Background Postoperative intracranial hypotension-associated venous congestion (PIHV) is a rare event. The authors report the case of a patient presenting with PIHV after spinal surgery following the sudden loss of cerebrospinal fluid (CSF) induced by suction drainage.
Methods A 69-year-old patient underwent uneventful revision surgery for wound dehiscence after lumbar surgery with placement of a subfascial suction drain.
Results Postoperatively, the patient presented with fluctuating consciousness and a generalized tonic–clonic seizure. Computed tomography (CT) and serial magnetic resonance imaging (MRI) were performed showing convexity subarachnoid hemorrhages (SAHs), diffuse swelling of the brain and thalami and striatum bilaterally without diffusion restriction, and signs of intracranial hypertension resulting in pseudohypoxic brain swelling in PIHV. A dural leak at L3–L4 was treated with several CT-guided patches combining autologous blood and fibrin glue injections. The patient recovered without neurologic deficit and follow-up MRI revealed progressive complete reversal of brain swelling, and re-expansion of CSF spaces.

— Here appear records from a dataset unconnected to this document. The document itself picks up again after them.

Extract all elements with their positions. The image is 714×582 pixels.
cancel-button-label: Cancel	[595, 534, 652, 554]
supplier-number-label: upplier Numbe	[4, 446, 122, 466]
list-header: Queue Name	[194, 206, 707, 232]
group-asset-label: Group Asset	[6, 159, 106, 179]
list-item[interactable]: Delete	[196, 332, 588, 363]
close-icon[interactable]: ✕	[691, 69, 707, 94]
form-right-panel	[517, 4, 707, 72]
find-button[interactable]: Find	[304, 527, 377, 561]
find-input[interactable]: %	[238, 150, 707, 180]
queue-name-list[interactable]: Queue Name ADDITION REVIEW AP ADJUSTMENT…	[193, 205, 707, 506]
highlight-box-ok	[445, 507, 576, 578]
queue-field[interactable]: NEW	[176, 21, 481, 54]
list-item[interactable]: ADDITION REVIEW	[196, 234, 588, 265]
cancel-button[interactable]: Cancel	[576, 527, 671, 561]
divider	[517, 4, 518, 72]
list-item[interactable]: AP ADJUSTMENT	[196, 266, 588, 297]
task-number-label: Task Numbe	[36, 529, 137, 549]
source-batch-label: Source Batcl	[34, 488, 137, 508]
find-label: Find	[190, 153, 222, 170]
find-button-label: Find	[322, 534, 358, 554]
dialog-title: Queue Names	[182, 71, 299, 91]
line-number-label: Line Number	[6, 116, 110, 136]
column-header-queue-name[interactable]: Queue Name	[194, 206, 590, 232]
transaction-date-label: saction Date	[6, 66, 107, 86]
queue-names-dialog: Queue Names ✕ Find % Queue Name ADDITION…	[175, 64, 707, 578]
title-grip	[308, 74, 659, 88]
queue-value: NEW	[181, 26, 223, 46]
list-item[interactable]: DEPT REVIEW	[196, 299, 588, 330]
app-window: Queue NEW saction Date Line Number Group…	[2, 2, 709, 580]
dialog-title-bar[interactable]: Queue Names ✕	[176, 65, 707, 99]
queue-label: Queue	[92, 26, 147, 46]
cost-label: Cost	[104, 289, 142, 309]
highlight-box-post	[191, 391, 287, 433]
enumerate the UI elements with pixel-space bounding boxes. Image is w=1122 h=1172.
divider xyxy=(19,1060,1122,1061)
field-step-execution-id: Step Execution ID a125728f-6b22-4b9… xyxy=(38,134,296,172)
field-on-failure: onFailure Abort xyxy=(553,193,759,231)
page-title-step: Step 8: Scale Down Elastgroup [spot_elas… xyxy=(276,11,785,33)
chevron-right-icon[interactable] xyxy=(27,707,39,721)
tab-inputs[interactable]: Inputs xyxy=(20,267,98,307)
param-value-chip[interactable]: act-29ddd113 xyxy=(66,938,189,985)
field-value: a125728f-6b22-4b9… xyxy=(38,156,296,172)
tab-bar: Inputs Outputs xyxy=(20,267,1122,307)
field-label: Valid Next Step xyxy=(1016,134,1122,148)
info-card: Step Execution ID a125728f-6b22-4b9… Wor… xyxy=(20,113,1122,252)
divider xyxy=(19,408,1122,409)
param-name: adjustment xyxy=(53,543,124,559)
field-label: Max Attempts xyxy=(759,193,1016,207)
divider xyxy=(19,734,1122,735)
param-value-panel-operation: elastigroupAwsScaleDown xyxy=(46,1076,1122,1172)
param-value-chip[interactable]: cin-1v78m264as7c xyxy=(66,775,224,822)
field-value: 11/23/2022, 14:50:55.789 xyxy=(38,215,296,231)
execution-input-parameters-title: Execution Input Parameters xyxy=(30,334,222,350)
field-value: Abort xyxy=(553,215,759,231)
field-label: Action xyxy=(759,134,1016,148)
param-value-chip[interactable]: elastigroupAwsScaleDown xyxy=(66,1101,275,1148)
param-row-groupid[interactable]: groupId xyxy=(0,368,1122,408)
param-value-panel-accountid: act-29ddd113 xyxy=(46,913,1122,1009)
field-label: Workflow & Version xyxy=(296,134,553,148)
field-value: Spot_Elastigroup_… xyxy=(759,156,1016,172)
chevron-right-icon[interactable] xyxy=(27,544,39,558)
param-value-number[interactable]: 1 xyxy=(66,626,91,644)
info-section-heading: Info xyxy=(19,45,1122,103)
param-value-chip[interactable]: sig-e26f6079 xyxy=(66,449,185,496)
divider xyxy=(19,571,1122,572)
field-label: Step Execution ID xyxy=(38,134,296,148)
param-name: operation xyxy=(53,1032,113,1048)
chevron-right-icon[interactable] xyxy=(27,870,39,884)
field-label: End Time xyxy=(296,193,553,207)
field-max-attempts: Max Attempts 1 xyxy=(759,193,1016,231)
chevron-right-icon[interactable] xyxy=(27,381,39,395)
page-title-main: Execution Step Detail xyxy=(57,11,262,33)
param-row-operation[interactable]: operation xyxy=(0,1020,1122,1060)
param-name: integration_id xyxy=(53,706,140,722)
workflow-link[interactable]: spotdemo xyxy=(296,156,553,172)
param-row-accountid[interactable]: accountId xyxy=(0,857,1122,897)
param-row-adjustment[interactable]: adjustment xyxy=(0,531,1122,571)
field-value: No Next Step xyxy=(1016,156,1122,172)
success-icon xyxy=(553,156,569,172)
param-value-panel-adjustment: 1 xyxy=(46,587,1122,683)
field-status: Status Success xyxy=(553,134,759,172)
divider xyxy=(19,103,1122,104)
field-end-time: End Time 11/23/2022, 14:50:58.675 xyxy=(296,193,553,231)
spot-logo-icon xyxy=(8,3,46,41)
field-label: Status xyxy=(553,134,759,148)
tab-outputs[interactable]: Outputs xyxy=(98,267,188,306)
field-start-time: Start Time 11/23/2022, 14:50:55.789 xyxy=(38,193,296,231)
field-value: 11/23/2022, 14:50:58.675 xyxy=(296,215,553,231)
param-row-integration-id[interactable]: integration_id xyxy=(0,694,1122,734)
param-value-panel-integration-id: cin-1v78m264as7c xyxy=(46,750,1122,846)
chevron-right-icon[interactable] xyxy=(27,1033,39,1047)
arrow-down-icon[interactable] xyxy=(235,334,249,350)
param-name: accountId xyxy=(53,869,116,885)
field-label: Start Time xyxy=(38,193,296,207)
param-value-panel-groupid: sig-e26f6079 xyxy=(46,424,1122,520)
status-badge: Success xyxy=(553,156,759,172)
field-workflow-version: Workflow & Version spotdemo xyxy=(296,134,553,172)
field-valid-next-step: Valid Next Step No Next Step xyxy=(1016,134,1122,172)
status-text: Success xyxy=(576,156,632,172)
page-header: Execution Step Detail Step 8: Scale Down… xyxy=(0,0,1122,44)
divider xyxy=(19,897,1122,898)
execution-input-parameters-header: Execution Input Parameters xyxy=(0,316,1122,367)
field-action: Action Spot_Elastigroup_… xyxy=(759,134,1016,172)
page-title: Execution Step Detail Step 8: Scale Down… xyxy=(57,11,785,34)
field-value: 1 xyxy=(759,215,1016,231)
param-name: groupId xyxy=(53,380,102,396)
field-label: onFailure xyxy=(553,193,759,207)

Conclusion PIHV is a rare but potentially fatal entity. Awareness of PIHV after cranial or spinal surgery leads to early treatment of CSF hypovolemia and possibly better clinical outcome. Following acute CSF volume loss, an acute elevation of cerebral blood volume overcoming autoregulatory mechanisms seems a likely explanation for diffuse cerebral vasogenic edema and SAH in PIHV.